Desde então, o coral tem-se mantido em maior ou menor evidência, participando de encontros de corais, dando concertos em igrejas e, a pedido de pessoas e entidades que ainda admiram e reconhecem no Canto Gregoriano uma capacidade ímpar de exprimir o sentimento religioso, atuando em missas e casamentos. Assim participou de solenidades, como a missa inaugural do Museu de Arte Sacra de Santos, missas de Réquiem, e diversos outros eventos de caráter religioso, dentro e fora do Estado de São Paulo, pois sua fama e reconhecimento como séria e competente instituição de preservação do canto sacro e seu rico cerimoniário, de há muito ultrapassou fronteiras.

Novos elementos ingressam frequentemente no coral, cobrindo a falta dos muitos que faleceram durante essa longa caminhada (só dois fundadores sobrevivem), sem diminuir o ímpeto do seu progresso em aumentar o repertório e em interpretá-lo sempre com maior fidelidade e com grande unção e piedade. Cabe aqui também respeitosamente registrar todos aqueles regentes e auxiliares, além dos já citados, que ao longo dos anos contribuíram para a formação artística do coral, como o Maestro José de Sá Porto, Luiz Carlos Peres, Constantino Bento Júnior, Flávio Luiz Jabbur Ferreira e Manoel Roberto Lopes.



O Coral apresenta-se na Missa Conventual das 11 horas do 2º Domingo de cada mês no Convento do Carmo de Santos há quase vinte anos, e também, com regularidade, em diversos outros eventos onde seja requerida a rica liturgia musical da Igreja.

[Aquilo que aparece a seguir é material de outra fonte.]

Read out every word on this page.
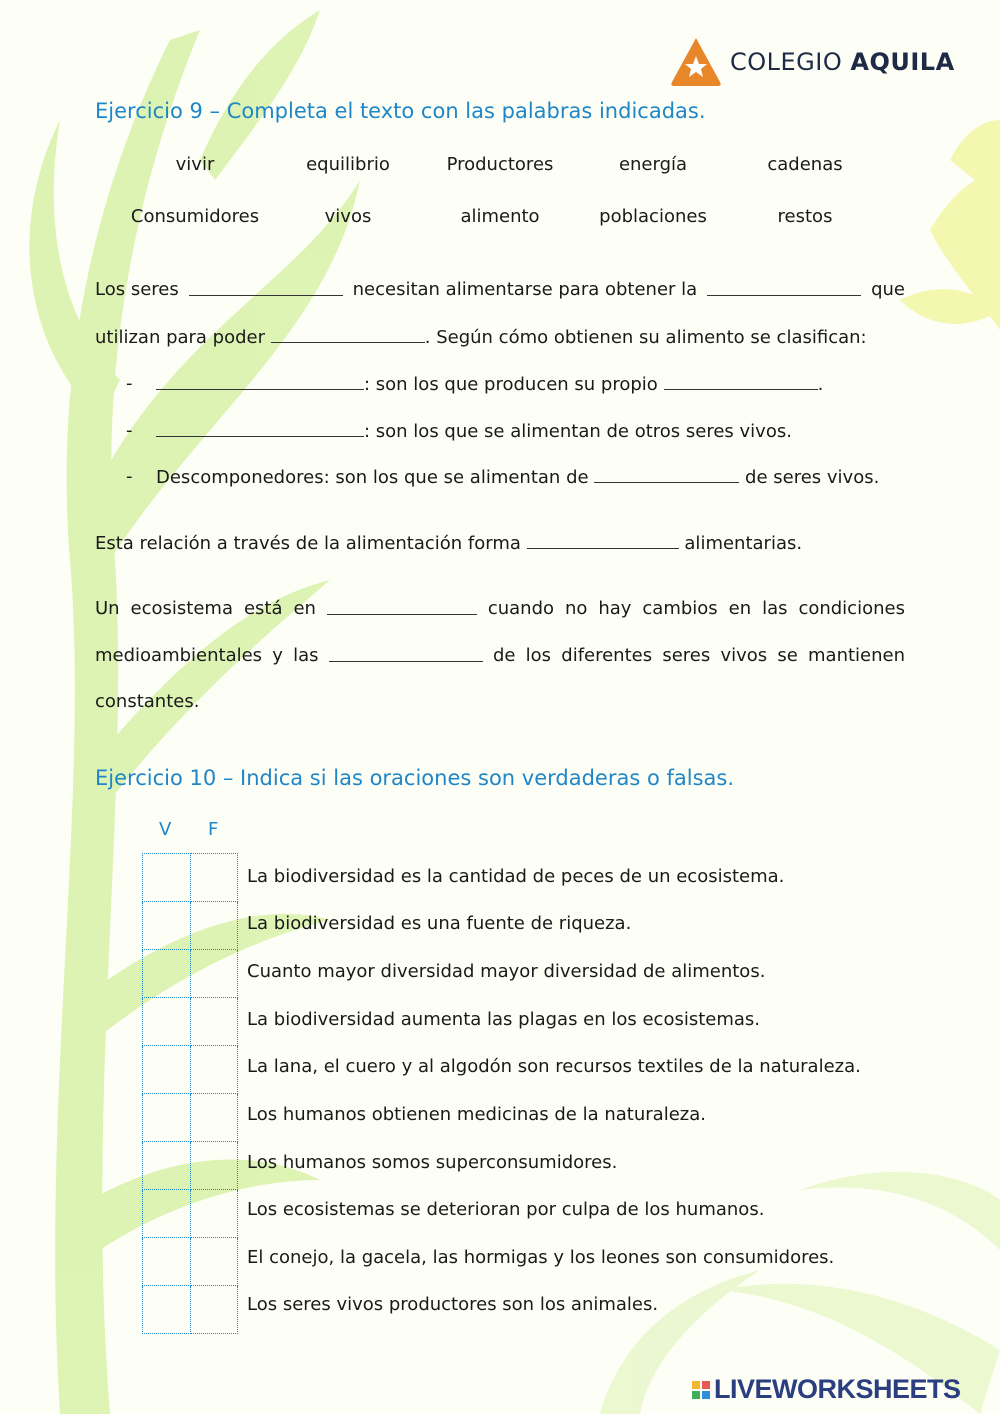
COLEGIO AQUILA
Ejercicio 9 – Completa el texto con las palabras indicadas.
vivir	equilibrio	Productores	energía	cadenas
Consumidores	vivos	alimento	poblaciones	restos
Los seres	necesitan alimentarse para obtener la	que
utilizan para poder	. Según cómo obtienen su alimento se clasifican:
-	: son los que producen su propio	.
-	: son los que se alimentan de otros seres vivos.
- Descomponedores: son los que se alimentan de	de seres vivos.
Esta relación a través de la alimentación forma	alimentarias.
Un ecosistema está en	cuando no hay cambios en las condiciones
medioambientales y las	de los diferentes seres vivos se mantienen
constantes.
Ejercicio 10 – Indica si las oraciones son verdaderas o falsas.
V F

La biodiversidad es la cantidad de peces de un ecosistema.
La biodiversidad es una fuente de riqueza.
Cuanto mayor diversidad mayor diversidad de alimentos.
La biodiversidad aumenta las plagas en los ecosistemas.
La lana, el cuero y al algodón son recursos textiles de la naturaleza.
Los humanos obtienen medicinas de la naturaleza.
Los humanos somos superconsumidores.
Los ecosistemas se deterioran por culpa de los humanos.
El conejo, la gacela, las hormigas y los leones son consumidores.
Los seres vivos productores son los animales.
LIVEWORKSHEETS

Entretanto é com tristeza que seus integrantes vêem os anos passarem sem que a Igreja no Brasil recoloque o Canto Gregoriano no lugar de destaque determinado pelo Concílio Vaticano II e que tem sido reafirmado pelos últimos Papas. A atual geração de padres ante-conciliares está envelhecendo e nos seminários não se estuda mais o Canto Gregoriano..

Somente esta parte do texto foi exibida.